Another veteran shared that having that empathy for the characters is important throughout the process, but that he hadn’t fully grasped his character until the performance. “It became super personal, so there was no way to judge the character,” he said. Still another veteran broke in to encourage everyone to read this play and then read another, completely different, book—he said it would give them a new perspective that would enrich the experience. A newbie shared that he was a little overwhelmed by the text, and that it seemed like a lot of lines, but he liked it. “I’m catching on slowly,” he said, to which another man replied, “A dope interpretation.”
We moved on to Act I, scene ii, which initially features Celia, Rosalind, and Touchstone. Two men almost literally jumped at the chance to read the women, which was somewhat unexpected and very exciting! A third quickly volunteered to read Touchstone. Two of the guys pointed out that it’s a very eventful scene and lengthy scene, and we decided to do just the first section today. Almost immediately, we discovered inconsistencies between the No Fear and Arden editions, and the man playing Rosalind insisted that the others use Ardens—he has no patience with the No Fear.

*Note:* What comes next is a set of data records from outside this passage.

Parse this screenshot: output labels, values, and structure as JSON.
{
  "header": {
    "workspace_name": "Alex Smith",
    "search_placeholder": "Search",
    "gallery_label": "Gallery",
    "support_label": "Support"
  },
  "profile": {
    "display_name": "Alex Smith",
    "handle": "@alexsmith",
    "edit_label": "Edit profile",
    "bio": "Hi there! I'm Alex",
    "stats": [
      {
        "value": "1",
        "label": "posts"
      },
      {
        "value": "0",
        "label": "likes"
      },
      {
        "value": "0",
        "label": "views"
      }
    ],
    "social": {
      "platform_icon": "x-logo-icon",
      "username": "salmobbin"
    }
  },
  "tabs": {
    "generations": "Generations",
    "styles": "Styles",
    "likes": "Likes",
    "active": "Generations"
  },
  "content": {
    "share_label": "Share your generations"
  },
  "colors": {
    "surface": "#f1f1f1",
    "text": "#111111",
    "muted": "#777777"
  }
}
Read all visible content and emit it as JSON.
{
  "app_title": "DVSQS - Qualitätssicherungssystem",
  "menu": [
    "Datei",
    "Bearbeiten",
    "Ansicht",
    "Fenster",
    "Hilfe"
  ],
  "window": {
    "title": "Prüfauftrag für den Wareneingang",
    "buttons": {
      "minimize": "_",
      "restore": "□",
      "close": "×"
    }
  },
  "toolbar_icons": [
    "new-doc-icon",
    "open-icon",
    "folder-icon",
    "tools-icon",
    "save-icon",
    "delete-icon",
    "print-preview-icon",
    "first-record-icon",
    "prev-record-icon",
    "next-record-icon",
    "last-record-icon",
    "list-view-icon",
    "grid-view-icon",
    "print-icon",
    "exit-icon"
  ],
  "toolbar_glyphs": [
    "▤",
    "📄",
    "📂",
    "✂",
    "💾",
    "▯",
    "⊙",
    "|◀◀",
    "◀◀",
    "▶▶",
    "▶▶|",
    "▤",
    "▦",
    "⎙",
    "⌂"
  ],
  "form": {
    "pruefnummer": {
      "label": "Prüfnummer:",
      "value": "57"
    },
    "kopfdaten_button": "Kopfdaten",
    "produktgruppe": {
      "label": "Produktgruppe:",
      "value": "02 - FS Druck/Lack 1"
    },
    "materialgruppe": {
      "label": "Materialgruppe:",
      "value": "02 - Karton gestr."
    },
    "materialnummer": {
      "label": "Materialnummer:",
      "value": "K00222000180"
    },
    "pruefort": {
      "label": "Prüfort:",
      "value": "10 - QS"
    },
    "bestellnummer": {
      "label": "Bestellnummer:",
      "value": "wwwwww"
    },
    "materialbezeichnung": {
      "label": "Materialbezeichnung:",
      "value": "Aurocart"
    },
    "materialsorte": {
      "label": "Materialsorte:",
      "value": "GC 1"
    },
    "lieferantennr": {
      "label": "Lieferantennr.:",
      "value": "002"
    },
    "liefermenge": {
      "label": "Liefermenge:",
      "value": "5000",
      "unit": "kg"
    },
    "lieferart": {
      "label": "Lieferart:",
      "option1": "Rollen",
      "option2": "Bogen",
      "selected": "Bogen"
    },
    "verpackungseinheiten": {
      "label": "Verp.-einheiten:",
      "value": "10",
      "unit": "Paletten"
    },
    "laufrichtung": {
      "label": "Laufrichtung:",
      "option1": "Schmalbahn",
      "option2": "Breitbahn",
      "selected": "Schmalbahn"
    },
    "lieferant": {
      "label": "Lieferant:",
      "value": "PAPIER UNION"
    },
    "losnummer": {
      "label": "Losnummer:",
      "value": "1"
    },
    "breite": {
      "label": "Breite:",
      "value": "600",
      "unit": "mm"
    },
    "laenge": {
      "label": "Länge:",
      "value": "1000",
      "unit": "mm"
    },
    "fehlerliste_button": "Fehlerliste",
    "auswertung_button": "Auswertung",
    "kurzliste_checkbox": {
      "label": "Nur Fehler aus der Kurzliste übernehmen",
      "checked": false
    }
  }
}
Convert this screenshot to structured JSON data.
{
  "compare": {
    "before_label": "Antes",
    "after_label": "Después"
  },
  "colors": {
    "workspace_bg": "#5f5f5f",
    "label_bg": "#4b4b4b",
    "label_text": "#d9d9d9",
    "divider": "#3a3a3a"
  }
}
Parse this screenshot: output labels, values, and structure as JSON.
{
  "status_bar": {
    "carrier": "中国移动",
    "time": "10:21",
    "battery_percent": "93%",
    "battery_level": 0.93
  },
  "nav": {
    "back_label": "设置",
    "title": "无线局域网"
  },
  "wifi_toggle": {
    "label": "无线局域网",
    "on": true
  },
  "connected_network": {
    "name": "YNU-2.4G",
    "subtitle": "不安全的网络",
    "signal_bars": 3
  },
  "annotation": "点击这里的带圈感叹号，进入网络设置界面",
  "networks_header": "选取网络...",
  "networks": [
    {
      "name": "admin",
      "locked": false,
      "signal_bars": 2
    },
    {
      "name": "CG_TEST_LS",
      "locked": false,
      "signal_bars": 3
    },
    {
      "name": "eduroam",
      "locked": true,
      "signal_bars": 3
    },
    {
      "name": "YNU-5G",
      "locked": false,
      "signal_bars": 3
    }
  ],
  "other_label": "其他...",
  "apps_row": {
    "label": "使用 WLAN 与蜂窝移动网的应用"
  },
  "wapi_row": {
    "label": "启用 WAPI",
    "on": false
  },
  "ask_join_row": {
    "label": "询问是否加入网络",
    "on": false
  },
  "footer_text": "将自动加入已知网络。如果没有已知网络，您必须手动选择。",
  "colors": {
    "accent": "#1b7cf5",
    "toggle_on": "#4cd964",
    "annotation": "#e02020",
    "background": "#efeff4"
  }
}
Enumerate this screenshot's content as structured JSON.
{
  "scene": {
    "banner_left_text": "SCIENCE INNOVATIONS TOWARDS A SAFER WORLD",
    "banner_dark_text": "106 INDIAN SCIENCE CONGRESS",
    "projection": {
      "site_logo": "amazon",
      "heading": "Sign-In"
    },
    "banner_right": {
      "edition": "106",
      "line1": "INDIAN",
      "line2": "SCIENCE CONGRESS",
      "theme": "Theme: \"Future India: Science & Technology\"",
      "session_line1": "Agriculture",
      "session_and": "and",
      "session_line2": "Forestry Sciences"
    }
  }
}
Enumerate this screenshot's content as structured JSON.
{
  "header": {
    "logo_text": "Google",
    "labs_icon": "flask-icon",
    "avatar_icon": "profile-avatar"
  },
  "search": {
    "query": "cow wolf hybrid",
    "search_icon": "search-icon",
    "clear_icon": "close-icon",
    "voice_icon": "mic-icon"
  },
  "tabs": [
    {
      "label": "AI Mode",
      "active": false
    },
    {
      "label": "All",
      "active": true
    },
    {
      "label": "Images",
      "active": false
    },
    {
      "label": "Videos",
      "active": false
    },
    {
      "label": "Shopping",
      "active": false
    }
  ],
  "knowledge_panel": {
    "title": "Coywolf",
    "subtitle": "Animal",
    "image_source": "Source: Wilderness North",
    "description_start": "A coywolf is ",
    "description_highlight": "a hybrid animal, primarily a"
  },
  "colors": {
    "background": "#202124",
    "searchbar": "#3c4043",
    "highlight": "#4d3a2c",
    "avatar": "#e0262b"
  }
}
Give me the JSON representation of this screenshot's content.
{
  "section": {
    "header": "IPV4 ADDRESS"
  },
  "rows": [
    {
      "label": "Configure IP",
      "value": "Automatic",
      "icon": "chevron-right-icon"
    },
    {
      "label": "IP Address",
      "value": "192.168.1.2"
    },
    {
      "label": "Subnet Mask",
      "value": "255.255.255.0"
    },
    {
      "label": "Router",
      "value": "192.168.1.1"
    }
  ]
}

The scene was so funny. The guys playing the women performed together last season, and their comfort with each other and the text was apparent. Touchstone’s entrance and delivery only enhanced what was already happening, and even those who hadn’t read the scene ahead of time were cracking up throughout.
There truly wasn’t time for the kind of discussion these guys like to have, but the energy was high from their performance. “You know what?” I said, “The way you played Celia makes me want to play Celia! Let’s just rotate actors till we run out of time!” So that’s what we did, and it was a ton of fun.
After the second pass, the guy who read Rosalind said, “I don’t know why, but that was awkward, playing a woman.” I said that was natural and asked him if he knew why. “I don’t know,” he said. “It wasn’t uncomfortable, just awkward.” I suggested that he think on that some more, and I shared how much I enjoy playing male characters: stepping inside a person who seemingly is so different from me, and finding that they aren’t, is fun and exciting. A veteran said that had been huge for him, too—that Shakespeare “did away with my preconceived notions about gender.” He’s learned that “gender isn’t a determining factor.” And he’s quite happy about it.
A few more guys performed the scene. One of them said afterward that he felt like he hadn’t done a good job, and that he was worried about the language. “Don’t worry about that,” a veteran quickly said. “The language is not a barrier. Don’t look at it as a barrier.”
“Hang on, hang on,” said the Rosalind mentioned above. “I figured it out. It’s not that I was uncomfortable being a woman in it—it just was trying to figure out the character I was reading with everybody moving around and all.” The man who read Celia first said that comfort would come with time and practice. “Me and [ensemble member]—while he was reading, I was listening to him… We had fun because we know how fun it is.” The man to whom he was referring said, “First time I read, I was like, ‘Yep, this ain’t for me. I’m quitting.’ But a couple guys came to me and said, ‘Just give it a try.’ I stayed with it. I trusted the process.”